Minimizing the weight of an edge set satisfying parity constraints is a challenging branch of combinatorial optimization as witnessed by the binary hypergraph chapter of Alexander Schrijver's book ``Combinatorial Optimization" (Chapter 80). This area contains relevant graph theory problems including open cases of the Max Cut problem and some multiflow problems. We clarify the interconnections between some of these problems and establish three levels of difficulties. On the one hand, we prove that the Shortest Odd Path problem in undirected graphs without cycles of negative total weight and several related problems are NP-hard, settling a long-standing open question asked by Lov\'asz (Open Problem 27 in Schrijver's book ``Combinatorial Optimization''). On the other hand, we provide an efficient algorithm to the closely related and well-studied Minimum-weight Odd $T$-Join problem for non-negative weights: our algorithm runs in FPT time parameterized by $c$, where $c$ is the number of connected components in some efficiently computed minimum-weight $T$-join. If negative weights are also allowed, then finding a minimum-weight odd $\{s,t\}$-join is equivalent to the Minimum-weight Odd $T$-Join problem for arbitrary weights, whose complexity is still only conjectured to be polynomial-time solvable. The analogous problems for digraphs are also considered.

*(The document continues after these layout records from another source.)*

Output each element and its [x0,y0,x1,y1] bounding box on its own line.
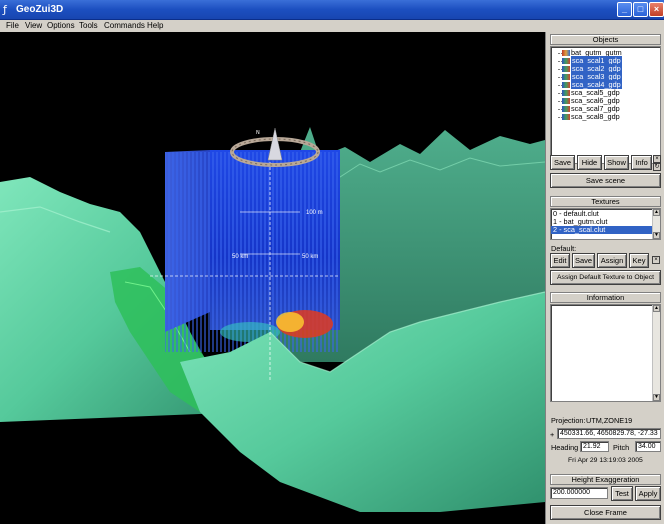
surface-icon [562,66,570,72]
menu-options[interactable]: Options [47,21,75,30]
scale-label-left: 50 km [232,254,249,260]
pitch-label: Pitch [613,443,630,452]
info-scroll-down-icon[interactable]: ▼ [653,394,660,401]
surface-icon [562,90,570,96]
objects-info-button[interactable]: Info [631,155,652,170]
test-button[interactable]: Test [611,486,633,501]
heading-label: Heading [551,443,579,452]
scroll-up-icon[interactable]: ▲ [653,209,660,216]
texture-save-button[interactable]: Save [572,253,595,268]
coordinates-field[interactable]: 450331.66, 4650829.78, -27.33 [557,428,661,439]
default-label: Default: [551,244,577,253]
height-exaggeration-header: Height Exaggeration [550,474,661,485]
coords-marker: + [550,430,555,439]
information-scrollbar[interactable]: ▲ ▼ [652,305,660,401]
surface-icon [562,58,570,64]
window-title: GeoZui3D [16,4,64,15]
objects-list[interactable]: bat_gutm_gutm sca_scal1_gdp sca_scal2_gdp s… [550,46,661,164]
pitch-field[interactable]: 34.00 [635,441,661,452]
info-scroll-up-icon[interactable]: ▲ [653,305,660,312]
texture-key-button[interactable]: Key [629,253,649,268]
scale-label-top: 100 m [306,210,323,216]
close-window-button[interactable]: × [649,2,664,17]
svg-text:N: N [256,130,260,136]
menu-help[interactable]: Help [147,21,163,30]
timestamp: Fri Apr 29 13:19:03 2005 [568,457,643,464]
projection-value: UTM,ZONE19 [586,416,633,425]
scroll-down-icon[interactable]: ▼ [653,232,660,239]
scene-render: N [0,127,545,512]
apply-button[interactable]: Apply [635,486,661,501]
save-scene-button[interactable]: Save scene [550,173,661,188]
3d-viewport[interactable]: N 100 m 50 km 50 km [0,32,545,524]
textures-header: Textures [550,196,661,207]
scale-label-right: 50 km [302,254,319,260]
surface-icon [562,114,570,120]
menu-file[interactable]: File [6,21,19,30]
object-item[interactable]: sca_scal8_gdp [551,113,660,121]
app-icon: ƒ [3,3,7,16]
close-frame-button[interactable]: Close Frame [550,505,661,520]
menu-bar: File View Options Tools Commands Help [0,20,664,32]
textures-close-icon[interactable]: × [652,256,660,264]
height-exaggeration-field[interactable]: 200.000000 [550,487,608,499]
menu-commands[interactable]: Commands [104,21,145,30]
objects-show-button[interactable]: Show [604,155,629,170]
projection-label: Projection: [551,416,586,425]
surface-icon [562,106,570,112]
texture-edit-button[interactable]: Edit [550,253,570,268]
information-header: Information [550,292,661,303]
control-panel: Objects bat_gutm_gutm sca_scal1_gdp sca_sc… [545,32,664,524]
menu-view[interactable]: View [25,21,42,30]
texture-assign-button[interactable]: Assign [597,253,627,268]
texture-item[interactable]: 2 - sca_scal.clut [551,226,653,234]
objects-hide-button[interactable]: Hide [577,155,602,170]
assign-default-texture-button[interactable]: Assign Default Texture to Object [550,270,661,285]
surface-icon [562,98,570,104]
maximize-button[interactable]: □ [633,2,648,17]
objects-save-button[interactable]: Save [550,155,575,170]
compass-cone [267,127,283,161]
surface-icon [562,74,570,80]
menu-tools[interactable]: Tools [79,21,98,30]
minimize-button[interactable]: _ [617,2,632,17]
grid-icon [562,50,570,56]
textures-scrollbar[interactable]: ▲ ▼ [652,209,660,239]
information-box: ▲ ▼ [550,304,661,402]
title-bar[interactable]: ƒ GeoZui3D _ □ × [0,0,664,20]
surface-icon [562,82,570,88]
object-item-label: sca_scal8_gdp [571,112,620,121]
objects-header: Objects [550,34,661,45]
close-small-icon[interactable]: × [653,155,661,163]
textures-list[interactable]: 0 - default.clut 1 - bat_gutm.clut 2 - sca… [550,208,661,240]
heading-field[interactable]: 21.92 [580,441,609,452]
refresh-icon[interactable]: ↻ [653,163,661,171]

翻译：满足奇偶约束的边集权重最小化问题是组合优化领域中的一个具有挑战性的分支，亚历山大·施赖弗在其著作《组合优化》第80章中通过二元超图章节对此进行了阐述。该领域包含相关图论问题，包括最大割问题的未解案例及若干多流问题。我们阐明了其中一些问题的相互关联，并建立了三个难度层级。一方面，我们证明了无负总权环的无向图中的最短奇路径问题及其若干相关问题为NP难问题，这解决了Lovász提出的长期未解问题（施赖弗著作《组合优化》中的开放问题27）。另一方面，我们为非负权重情况下密切相关且被广泛研究的最小权奇$T$-连接问题提供了高效算法：该算法以FPT时间运行，参数为$c$，其中$c$是某个高效计算的最小权$T$-连接中连通分量的数量。若允许负权重，则寻找最小权奇$\{s,t\}$-连接等价于任意权重下的最小权奇$T$-连接问题，而后者是否可在多项式时间内求解仍仅为猜想。本文还考虑了有向图中的类似问题。